At the same time, two kids are walking and they spot the car. They size up the situation: intoxicated driver, running car. It's too interesting to pass up. They cross the street, peer inside the open window and spot the gin bottle on the front passenger seat. One of the teens grabs the bottle, hands it to his friend, and they cross the street again, into a field full of tall grass and weeds, where they toss the bottle. They head back to the sidewalk and continue on their way.
That's when the patrol car appears and the officers hop out to arrest the boys. Their partners, tucked away in a surveillance van, were watching the entire time. They know just where to be; the driver isn't drunk. He's just a decoy.
Then this sting program picks up another statistic -- two boys charged with burglary of a car for taking a gin bottle -- to help justify a half-million-dollar annual grant.
For ten years, Houston police in the North Patrol Division have run this sting operation in areas with high rates of auto thefts and burglaries of motor vehicles (BMVs), says Lieutenant Anthony Kivela. It takes seven to 15 officers to pull it off, chewing up enough man-hours and grant money that they only run the sting a few months at a time. The money comes from a $500,000 Juvenile Accountability Court Program awarded to the mayor's anti-gang office and funneled to the city's 11 police patrol divisions. Each division decides how to use the funds, with review and approval from the anti-gang office and the district attorney's office.
"What we're doing is targeting those people who commit crimes of opportunity in high-crime areas," Kivela says. He says he likes this sting because it gives a potential criminal the choice to just walk away from the bait, be it a liquor bottle, a purse -- or the car itself.
Randall Kallinen, an attorney on the board of the Houston ACLU, believes it comes close to entrapment.
"It seems like it's going just a little bit too far," he says. "I think you might be creating criminals out of people who are not criminals."

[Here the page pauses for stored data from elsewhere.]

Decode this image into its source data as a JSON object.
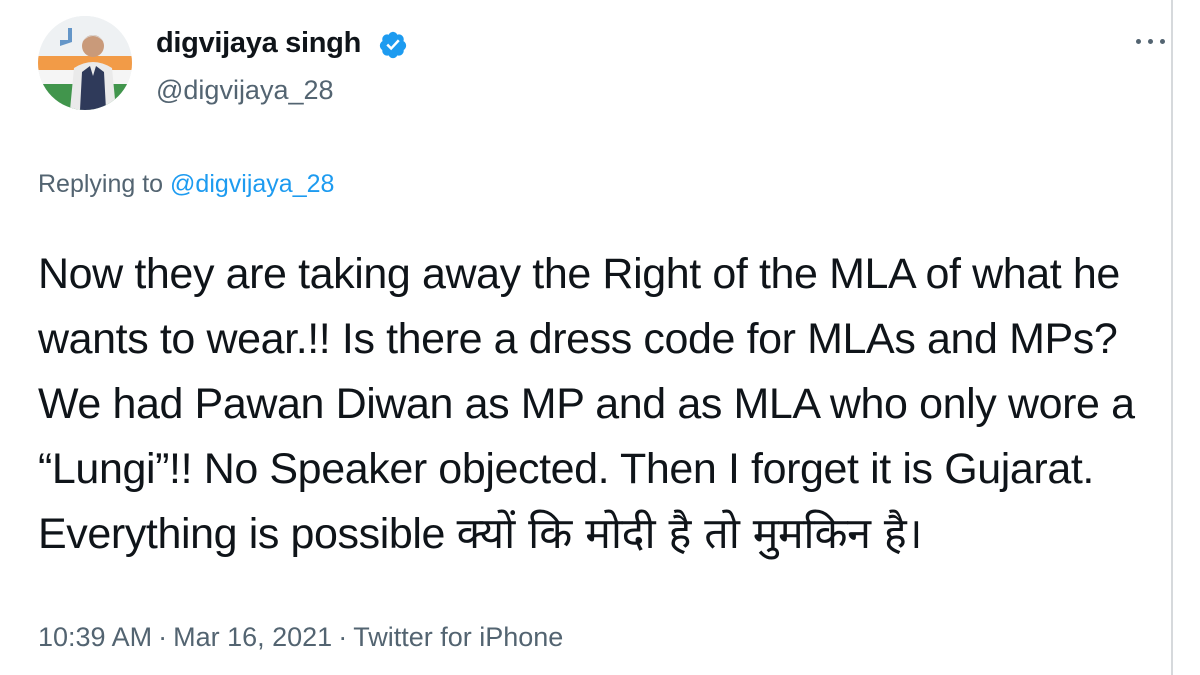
{
  "author": {
    "display_name": "digvijaya singh",
    "handle": "@digvijaya_28",
    "verified": true,
    "avatar_icon": "avatar-photo"
  },
  "reply": {
    "prefix": "Replying to",
    "target": "@digvijaya_28"
  },
  "tweet": {
    "text_en": "Now they are taking away the Right of the MLA of what he wants to wear.!! Is there a dress code for MLAs and MPs? We had Pawan Diwan as MP and as MLA who only wore a “Lungi”!! No Speaker objected. Then I forget it is Gujarat. Everything is possible ",
    "text_hi": " क्यों कि मोदी है तो मुमकिन है।"
  },
  "meta": {
    "time": "10:39 AM",
    "date": "Mar 16, 2021",
    "source": "Twitter for iPhone",
    "separator": "·"
  },
  "colors": {
    "text": "#0f1419",
    "secondary": "#536471",
    "accent": "#1d9bf0"
  },
  "icons": {
    "verified": "verified-badge-icon",
    "more": "more-options-icon"
  }
}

He wonders if the police aren't giving their targets too much opportunity to commit a crime, especially by creating a situation that is rare in everyday life. After all, he wonders, how often does a person encounter an unoccupied car that is parked and running, with the windows rolled down and something valuable inside?
Kallinen said he wouldn't have a problem if the police parked the car, turned the engine off and rolled up the windows, thus creating a much more realistic situation.
Marc Isenberg, the attorney defending one of the boys busted for stealing the gin bottle, finds the sting a ridiculous waste of time and money.
When he was appointed to the case, Isenberg figured it was just a routine theft. But when he saw the police surveillance tape -- he says the police in the van voiced disappointment that the boys didn't steal the car -- he nearly flipped.
"I think they're looking for the worst in people and they want to try to grab the weakest that they can," Isenberg says.
Isenberg's client, who Kivela says was on probation for burglary, is due in juvenile court August 20. Isenberg doesn't deny his client took the gin, but if he goes to trial, he says he'll use what is known as a defense of necessity. It is based on a statute that allows certain criminal acts if the defendant believes the conduct is necessary to avoid imminent harm. Like removing a bottle of gin from a drunk driver's car after the driver stumbles away.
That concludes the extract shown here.